Abstract: As essential lifting, traction, and bearing components, wire ropes(WRs) are prone to surface breakage during service, which seriously impacts the operational safety of the rope system. Given that the traditional visual detection method is susceptible to the oil on the surface of the WR, pulsed eddy current thermography is introduced. Combined with the heat conduction properties of the metal components of the WR, an infrared thermal vision-based detection method is proposed for identifying surface defects. Firstly, the mechanism of induction heating and the temperature distribution of broken wire defects are investigated through pulsed eddy current thermal imaging simulation. Secondly, the thermal vision detection system for wire rope breakage defects is constructed, and the characterization and signal processing method for wire rope breakage defects based on pulsed eddy current thermal imaging is designed. Then, the infrared thermal image dataset of surface defect of the WR is established, and the YOLOv5_WR-seg model based on the deep target detection network is designed to detect and identify the broken wire defect of the WR. Finally, the influence of oil and grease on the surface of the wire rope in service on the infrared thermal vision detection method is studied to achieve the detection of broken wire defects covered by oil and grease and overcome the visual interference of oil and grease on the detection of broken wire defects. The experimental results indicate that the proposed method can accurately detect wire rope surface breakage defects with or without oil contamination.

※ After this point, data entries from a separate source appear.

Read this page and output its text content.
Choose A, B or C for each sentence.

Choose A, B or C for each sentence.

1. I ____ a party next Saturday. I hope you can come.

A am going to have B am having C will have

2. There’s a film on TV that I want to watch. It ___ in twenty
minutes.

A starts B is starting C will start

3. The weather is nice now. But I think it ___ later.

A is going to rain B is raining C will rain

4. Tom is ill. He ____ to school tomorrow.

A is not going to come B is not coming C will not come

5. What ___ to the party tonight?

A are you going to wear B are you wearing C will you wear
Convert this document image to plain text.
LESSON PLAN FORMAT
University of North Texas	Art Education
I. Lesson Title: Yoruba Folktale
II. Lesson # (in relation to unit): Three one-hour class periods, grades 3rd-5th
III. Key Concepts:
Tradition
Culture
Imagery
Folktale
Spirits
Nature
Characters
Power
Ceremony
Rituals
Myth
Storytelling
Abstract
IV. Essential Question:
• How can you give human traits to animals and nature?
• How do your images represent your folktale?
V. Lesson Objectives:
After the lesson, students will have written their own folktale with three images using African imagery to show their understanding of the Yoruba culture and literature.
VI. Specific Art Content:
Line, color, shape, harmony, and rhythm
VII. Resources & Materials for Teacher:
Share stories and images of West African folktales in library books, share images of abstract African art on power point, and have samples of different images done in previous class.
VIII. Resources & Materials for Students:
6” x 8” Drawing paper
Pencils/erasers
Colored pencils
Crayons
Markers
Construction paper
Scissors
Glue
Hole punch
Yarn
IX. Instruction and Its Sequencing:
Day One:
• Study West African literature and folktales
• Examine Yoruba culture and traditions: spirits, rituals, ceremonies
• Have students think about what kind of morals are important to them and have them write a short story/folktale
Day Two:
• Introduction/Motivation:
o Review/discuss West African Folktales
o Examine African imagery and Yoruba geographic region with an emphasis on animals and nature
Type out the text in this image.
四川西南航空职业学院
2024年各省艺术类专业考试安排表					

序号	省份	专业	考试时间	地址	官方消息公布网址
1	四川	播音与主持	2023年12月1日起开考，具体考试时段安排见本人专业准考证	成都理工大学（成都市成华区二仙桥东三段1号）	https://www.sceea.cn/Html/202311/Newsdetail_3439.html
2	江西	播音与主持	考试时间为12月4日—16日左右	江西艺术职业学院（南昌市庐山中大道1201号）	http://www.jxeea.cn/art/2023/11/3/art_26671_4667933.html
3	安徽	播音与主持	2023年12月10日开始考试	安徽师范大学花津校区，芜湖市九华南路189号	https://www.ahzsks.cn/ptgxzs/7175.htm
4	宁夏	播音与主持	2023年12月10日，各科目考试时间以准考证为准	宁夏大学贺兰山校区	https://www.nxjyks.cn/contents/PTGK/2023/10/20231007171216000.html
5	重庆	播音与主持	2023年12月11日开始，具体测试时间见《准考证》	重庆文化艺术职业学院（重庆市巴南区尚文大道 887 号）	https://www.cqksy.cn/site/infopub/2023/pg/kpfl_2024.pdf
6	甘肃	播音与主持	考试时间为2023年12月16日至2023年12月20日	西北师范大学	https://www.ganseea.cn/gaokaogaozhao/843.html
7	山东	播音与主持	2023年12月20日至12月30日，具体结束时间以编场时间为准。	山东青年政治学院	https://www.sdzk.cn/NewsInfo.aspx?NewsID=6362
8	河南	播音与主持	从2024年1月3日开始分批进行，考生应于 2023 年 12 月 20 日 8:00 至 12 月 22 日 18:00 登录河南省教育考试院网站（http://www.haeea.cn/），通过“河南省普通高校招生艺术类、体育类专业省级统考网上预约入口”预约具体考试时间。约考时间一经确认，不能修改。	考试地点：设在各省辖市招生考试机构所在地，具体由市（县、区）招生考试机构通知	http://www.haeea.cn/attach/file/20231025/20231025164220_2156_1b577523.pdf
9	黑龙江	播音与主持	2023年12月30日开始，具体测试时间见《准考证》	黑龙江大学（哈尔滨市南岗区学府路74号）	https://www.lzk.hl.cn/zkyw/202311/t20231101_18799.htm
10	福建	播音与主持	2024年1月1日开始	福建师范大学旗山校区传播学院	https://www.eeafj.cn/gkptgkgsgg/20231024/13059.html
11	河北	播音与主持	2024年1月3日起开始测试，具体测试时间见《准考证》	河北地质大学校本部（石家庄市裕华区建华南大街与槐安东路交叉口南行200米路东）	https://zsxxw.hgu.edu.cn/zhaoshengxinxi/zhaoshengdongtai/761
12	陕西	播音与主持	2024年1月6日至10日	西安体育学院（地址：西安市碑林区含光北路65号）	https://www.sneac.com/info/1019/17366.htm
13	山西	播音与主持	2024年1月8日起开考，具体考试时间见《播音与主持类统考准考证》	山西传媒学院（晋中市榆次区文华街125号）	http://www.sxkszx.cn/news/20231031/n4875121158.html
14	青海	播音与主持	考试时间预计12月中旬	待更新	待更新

Key words: pulse eddy current thermal imaging, infrared visual, wire ropes, broken wire defect, object detection network

CLC Number:

TH17

ZHOU Ping, ZHOU Gongbo, WANG Hanyu, WANG Pan, YAN Xiaodong, LI Yuanbo. Novel Infrared Visual Detection Method for Surface Defects of Steel Wire Rope Using Eddy Current Thermal Imaging[J]. Journal of Mechanical Engineering, 2026, 62(4): 86-97.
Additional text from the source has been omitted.